L’école québécoise est-elle capable de former des esprits libres ?

No 080 - été 2019

Projet de loi 21 sur la laïcité

L’école québécoise est-elle capable de former des esprits libres ?

Houria Hamzaoui

L’école québécoise fait face à plusieurs défis. Plusieurs commissions scolaires vivent une crise majeure en raison du manque d’enseignant·e·s et de ressources spécialisées. Cela a un impact direct sur la qualité de la formation de nos enfants. Or, au moment où des solutions urgentes sont requises, le dépôt du projet de loi sur la laïcité a orienté le débat vers les signes religieux du personnel enseignant, laissant de côté des problèmes beaucoup plus urgents.

Le gouvernement dit vouloir protéger nos enfants. Mais de quoi prétend-il devoir les protéger ? « La petite fille, son modèle c’est son enseignante », affirmait le premier ministre lors d’une entrevue en décembre dernier. Une enseignante compétente qui a su engager ses élèves dans leurs apprentissages pourrait influencer la petite fille de sept ans au point de vouloir plus tard embrasser sa religion ou arborer un signe religieux. Dans cette logique, la simple exposition à un signe religieux porté par une enseignante, parce qu’il s’agit bien des enseignantes, au sein de l’école suffirait à lui seul à altérer la liberté de conscience des petites filles. Le gouvernement est-il en train d’accuser notre système éducatif d’être fragile au point qu’une poignée d’enseignant·e·s ostentatoirement croyant·e·s en briserait les fondements ? Des enseignant·e·s formé·e·s dans les universités québécoises de surcroît ?

Le projet de loi 21 vient semer la confusion dans les milieux éducatifs où beaucoup de chemin a été fait dans le sens de l’inclusion et de la prise en compte des changements de la société, liés à la diversification de l’immigration, à la réappropriation des savoirs et cultures autochtones et à la mondialisation. La formation en enseignement tend de plus en plus à intégrer les compétences ethnoculturelles, religieuses et linguistiques dans ses pratiques.

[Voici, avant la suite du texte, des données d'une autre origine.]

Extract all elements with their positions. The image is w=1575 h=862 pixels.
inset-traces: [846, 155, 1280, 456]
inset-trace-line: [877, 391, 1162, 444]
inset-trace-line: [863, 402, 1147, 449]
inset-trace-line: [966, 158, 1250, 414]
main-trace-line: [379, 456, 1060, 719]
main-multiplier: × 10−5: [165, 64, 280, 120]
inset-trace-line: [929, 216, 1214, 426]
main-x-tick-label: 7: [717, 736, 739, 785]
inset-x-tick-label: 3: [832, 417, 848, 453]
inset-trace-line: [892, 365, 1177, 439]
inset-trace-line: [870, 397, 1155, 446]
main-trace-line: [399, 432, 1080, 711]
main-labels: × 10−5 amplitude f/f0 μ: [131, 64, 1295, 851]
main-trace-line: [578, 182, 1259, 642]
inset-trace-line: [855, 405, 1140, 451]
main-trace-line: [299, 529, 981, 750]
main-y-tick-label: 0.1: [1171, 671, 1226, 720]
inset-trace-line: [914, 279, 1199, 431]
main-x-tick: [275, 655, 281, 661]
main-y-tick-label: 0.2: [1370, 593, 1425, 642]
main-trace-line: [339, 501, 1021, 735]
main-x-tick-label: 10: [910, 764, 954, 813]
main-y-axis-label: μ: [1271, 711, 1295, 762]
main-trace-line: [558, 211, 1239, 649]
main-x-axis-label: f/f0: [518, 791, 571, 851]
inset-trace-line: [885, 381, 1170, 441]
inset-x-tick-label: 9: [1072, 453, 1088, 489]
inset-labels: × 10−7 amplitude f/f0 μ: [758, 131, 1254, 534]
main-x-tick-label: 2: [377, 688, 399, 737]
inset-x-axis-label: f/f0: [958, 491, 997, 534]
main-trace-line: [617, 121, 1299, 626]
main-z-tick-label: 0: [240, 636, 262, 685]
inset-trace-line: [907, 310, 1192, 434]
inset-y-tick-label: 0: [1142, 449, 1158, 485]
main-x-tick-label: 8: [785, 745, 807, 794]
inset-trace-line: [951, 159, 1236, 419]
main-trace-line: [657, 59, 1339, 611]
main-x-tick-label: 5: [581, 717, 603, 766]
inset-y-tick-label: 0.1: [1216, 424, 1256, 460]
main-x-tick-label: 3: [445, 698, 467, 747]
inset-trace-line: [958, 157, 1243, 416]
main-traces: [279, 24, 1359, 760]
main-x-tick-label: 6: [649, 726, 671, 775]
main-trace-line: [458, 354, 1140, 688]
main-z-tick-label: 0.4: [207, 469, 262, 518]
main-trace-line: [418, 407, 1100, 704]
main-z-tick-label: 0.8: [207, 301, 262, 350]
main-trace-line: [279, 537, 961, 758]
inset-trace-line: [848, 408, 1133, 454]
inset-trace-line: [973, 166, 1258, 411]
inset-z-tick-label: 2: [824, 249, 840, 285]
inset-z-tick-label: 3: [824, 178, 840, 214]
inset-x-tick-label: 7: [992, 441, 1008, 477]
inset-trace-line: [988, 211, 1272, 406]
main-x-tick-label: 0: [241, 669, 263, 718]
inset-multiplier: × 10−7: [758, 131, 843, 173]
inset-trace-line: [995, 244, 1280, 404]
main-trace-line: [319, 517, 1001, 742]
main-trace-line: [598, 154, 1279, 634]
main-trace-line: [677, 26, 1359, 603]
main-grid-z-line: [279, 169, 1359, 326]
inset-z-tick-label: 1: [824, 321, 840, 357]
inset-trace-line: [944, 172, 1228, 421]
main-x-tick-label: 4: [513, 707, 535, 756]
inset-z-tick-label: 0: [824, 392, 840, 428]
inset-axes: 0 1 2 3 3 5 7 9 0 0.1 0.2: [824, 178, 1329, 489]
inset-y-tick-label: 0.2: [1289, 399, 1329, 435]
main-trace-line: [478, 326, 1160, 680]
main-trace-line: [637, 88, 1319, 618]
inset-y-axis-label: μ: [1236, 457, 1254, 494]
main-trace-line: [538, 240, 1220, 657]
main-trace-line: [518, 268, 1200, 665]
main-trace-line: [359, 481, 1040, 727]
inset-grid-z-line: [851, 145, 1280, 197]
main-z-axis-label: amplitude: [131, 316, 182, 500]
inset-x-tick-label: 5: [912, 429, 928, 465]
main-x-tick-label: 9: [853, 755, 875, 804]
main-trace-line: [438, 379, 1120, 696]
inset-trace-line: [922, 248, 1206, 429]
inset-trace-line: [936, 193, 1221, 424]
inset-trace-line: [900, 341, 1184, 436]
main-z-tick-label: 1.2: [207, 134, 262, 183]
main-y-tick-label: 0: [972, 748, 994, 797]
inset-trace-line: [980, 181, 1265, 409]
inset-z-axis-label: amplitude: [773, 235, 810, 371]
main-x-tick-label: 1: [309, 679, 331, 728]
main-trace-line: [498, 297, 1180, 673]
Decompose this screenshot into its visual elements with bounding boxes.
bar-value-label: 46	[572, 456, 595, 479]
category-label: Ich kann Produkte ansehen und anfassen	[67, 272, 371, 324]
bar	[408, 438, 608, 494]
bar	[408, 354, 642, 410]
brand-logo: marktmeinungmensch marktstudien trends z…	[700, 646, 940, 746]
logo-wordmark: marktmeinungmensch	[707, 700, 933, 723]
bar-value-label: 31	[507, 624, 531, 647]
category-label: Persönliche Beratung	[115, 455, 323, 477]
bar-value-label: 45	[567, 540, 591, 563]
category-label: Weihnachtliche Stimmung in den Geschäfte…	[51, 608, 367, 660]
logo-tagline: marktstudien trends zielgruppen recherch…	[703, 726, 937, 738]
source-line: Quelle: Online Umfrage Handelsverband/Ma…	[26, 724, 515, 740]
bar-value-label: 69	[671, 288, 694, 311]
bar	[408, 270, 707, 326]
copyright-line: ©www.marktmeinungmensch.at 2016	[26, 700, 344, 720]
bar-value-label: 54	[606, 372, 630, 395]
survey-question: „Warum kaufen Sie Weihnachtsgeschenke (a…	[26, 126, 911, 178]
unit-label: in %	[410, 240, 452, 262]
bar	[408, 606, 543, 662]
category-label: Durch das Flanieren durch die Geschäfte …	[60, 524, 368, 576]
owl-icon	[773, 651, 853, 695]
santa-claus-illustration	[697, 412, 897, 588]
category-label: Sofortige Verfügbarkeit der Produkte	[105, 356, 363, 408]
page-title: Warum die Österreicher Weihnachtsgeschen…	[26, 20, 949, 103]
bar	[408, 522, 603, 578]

On se demande si le gouvernement de la CAQ est conscient des enjeux liés à l’éducation en ce début du 21e siècle, dans un monde où des tensions de toutes sortes menacent le vivre ensemble. On se demande également si ce gouvernement est au fait des objectifs du programme de formation de l’École québécoise, ce programme que le premier ministre lui-même avait présenté aux Québécoises et aux Québécois il y a presque vingt ans. Le programme de l’éducation préscolaire de l’enseignement primaire stipule que « vers la fin du primaire, l’élève saisit les liens entre ses réactions, ses valeurs, ses perceptions, ses sentiments et ses réflexions. Il peut déterminer les motifs qui guident ses pensées, ses comportements, ses actions ou son discours. Il endosse certains modèles ou s’en dissocie en justifiant son choix en fonction de ses valeurs ». Le rôle de l’enseignant·e tel que conçu par le référentiel des compétences de la formation à l’enseignement rendu disponible par monsieur François Legault lui-même en 2001, est celui de passeur culturel ; il/elle « est vu[e] comme celui [celle] qui aide les élèves à construire du sens par l’établissement de nouveaux rapports à eux-mêmes, au monde, à autrui » [1]. Alors, le gouvernement est-il en train de remettre en question la capacité de l’école québécoise à former des esprits libres et critiques ?


[1La formation à l’enseignement : Les orientations, les compétences professionnelles, ministère de l’Éducation, du Loisir et du Sport, 2001.